Accounting for correlations among measurements

Matthew Stephens

2020-06-17

Introduction

In some settings measurements and tests in different conditions may be correlated with one another. For example, in eQTL applications this can occur due to sample overlap among the different conditions.

Failure to deal with such correlations can cause false positives in a mashr analysis.

To deal with these correlations mashr allows the user to specify a correlation matrix \(V\) when setting up the data in mash_set_data. The easiest way to specify this correlation matrix is to estimate it using estimate_null_correlation_simple, which, as its name suggests, uses the null tests (specifically, tests without a strong \(z\) score) to estimate the correlations.

Illustration

Here we simulate data for illustration. The data does not have any correlation, but we will analyze it as if we did not know that.

library(ashr)
library(mashr)
set.seed(1)
simdata = simple_sims(500,5,1)

Read in the data, and estimate correlations:

data   = mash_set_data(simdata$Bhat, simdata$Shat)
V = estimate_null_correlation_simple(data)
data.V = mash_update_data(data, V=V)

Now we have two mash data objects, one (data.V) with correlations specified, and one without (data). So analyses using data.V will allow for correlations, whereas analyses using data will assume measurements are independent.

Here, for illustration purposes, we proceed to analyze the data with correlations, using just the simple canonical covariances as in the initial introductory vignette.
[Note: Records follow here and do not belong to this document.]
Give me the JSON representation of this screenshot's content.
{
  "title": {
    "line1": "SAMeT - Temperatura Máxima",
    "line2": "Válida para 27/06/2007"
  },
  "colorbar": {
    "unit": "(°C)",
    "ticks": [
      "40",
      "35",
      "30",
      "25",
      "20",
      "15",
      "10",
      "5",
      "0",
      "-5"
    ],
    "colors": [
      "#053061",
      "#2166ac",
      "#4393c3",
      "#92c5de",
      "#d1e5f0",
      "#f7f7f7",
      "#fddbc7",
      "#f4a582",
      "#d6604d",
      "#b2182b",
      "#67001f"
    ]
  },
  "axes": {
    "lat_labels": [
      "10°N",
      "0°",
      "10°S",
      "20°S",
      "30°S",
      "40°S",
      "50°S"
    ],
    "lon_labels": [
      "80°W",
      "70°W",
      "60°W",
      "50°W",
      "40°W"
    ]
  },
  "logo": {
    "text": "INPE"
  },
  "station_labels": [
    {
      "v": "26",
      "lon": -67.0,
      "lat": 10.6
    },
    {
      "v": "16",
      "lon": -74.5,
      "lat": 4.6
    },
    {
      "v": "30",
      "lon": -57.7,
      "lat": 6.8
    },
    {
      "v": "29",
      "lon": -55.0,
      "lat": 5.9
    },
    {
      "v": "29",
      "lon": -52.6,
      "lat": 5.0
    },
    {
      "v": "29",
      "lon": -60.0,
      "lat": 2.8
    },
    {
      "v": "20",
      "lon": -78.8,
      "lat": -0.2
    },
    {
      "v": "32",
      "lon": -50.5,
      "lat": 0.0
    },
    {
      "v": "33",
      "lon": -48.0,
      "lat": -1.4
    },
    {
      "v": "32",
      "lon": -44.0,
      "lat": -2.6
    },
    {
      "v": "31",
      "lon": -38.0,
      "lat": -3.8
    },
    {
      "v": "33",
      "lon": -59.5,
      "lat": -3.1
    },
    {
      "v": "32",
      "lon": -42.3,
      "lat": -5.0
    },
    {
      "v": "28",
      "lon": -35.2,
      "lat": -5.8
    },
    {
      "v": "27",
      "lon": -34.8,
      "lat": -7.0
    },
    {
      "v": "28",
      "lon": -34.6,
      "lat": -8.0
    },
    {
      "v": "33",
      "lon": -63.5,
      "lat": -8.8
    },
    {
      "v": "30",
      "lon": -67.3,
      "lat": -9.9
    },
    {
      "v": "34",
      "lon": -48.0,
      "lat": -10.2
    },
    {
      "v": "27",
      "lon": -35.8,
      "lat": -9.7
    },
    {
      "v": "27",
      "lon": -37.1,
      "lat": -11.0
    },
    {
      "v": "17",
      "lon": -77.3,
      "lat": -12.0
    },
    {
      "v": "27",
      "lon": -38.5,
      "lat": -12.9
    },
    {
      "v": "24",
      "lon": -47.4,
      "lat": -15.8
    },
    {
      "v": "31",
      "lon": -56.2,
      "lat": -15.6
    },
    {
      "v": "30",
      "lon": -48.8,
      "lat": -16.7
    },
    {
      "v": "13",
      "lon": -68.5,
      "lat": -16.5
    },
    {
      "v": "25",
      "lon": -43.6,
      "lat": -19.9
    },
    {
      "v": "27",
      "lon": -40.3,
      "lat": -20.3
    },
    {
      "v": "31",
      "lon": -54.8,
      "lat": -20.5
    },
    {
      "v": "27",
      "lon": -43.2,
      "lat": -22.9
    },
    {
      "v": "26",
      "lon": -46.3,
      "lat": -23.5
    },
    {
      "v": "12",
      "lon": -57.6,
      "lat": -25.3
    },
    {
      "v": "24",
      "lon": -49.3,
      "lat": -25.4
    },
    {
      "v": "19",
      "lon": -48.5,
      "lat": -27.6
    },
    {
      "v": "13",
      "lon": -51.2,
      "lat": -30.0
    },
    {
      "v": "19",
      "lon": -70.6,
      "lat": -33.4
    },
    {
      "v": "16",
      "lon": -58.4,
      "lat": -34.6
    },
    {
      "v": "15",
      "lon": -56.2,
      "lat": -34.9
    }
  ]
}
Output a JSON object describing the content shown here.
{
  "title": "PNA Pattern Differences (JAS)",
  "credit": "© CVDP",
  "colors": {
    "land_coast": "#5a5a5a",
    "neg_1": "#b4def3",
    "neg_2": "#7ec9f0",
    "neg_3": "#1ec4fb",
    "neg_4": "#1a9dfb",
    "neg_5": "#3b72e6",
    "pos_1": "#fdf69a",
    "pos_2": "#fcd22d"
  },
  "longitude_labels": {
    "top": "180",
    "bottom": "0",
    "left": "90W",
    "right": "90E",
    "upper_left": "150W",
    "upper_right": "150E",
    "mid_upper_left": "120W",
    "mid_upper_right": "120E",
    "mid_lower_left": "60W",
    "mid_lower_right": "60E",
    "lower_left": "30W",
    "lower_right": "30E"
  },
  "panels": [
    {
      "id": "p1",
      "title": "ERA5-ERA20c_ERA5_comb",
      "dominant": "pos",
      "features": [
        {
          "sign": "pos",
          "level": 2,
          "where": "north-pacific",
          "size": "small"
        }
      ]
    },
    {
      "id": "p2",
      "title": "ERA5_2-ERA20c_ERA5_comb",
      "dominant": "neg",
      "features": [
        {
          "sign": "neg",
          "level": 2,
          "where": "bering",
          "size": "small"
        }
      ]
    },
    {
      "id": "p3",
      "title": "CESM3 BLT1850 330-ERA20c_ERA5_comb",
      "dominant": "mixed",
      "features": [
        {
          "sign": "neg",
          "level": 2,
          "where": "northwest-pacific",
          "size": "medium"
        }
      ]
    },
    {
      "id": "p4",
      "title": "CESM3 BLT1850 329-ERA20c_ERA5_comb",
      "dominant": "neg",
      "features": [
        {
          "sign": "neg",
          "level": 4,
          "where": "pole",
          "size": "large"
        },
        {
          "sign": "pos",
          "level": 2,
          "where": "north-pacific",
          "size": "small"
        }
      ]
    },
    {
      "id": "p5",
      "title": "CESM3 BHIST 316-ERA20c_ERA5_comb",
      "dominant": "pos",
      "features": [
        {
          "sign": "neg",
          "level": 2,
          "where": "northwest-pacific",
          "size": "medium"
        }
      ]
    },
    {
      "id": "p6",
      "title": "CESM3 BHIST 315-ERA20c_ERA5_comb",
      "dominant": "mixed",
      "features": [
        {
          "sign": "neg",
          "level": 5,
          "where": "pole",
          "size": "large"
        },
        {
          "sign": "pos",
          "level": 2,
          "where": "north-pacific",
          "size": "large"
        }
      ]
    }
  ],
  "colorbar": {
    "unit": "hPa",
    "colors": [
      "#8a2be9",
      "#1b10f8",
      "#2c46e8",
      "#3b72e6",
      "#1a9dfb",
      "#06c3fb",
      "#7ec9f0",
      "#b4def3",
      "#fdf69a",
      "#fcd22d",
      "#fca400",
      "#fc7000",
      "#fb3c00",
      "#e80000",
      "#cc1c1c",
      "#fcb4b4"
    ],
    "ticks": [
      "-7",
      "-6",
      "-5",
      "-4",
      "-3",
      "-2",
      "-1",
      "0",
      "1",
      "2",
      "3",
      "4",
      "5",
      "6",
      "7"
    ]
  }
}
U.c = cov_canonical(data.V) 
m.c = mash(data.V, U.c) # fits with correlations because data.V includes correlation information 
#  - Computing 2000 x 151 likelihood matrix.
#  - Likelihood calculations took 0.04 seconds.
#  - Fitting model with 151 mixture components.
#  - Model fitting took 0.59 seconds.
#  - Computing posterior matrices.
#  - Computation allocated took 0.01 seconds.
print(get_loglik(m.c),digits=10) # log-likelihood of the fit with correlations set to V
# [1] -16121.11177

We can also compare with the original analysis. (Note that the canonical covariances do not depend on the correlations, so we can use the same U.c here for both analyses. If we used data-driven covariances we might prefer to estimate these separately for each analysis as the correlations would affect them.)

m.c.orig = mash(data, U.c) # fits without correlations because data object was set up without correlations
#  - Computing 2000 x 151 likelihood matrix.
#  - Likelihood calculations took 0.04 seconds.
#  - Fitting model with 151 mixture components.
#  - Model fitting took 0.63 seconds.
#  - Computing posterior matrices.
#  - Computation allocated took 0.02 seconds.
print(get_loglik(m.c.orig),digits=10)
# [1] -16120.32142

The log-likelihoods with and without correlations are similar here, which is expected since there are no actual correlations in the data.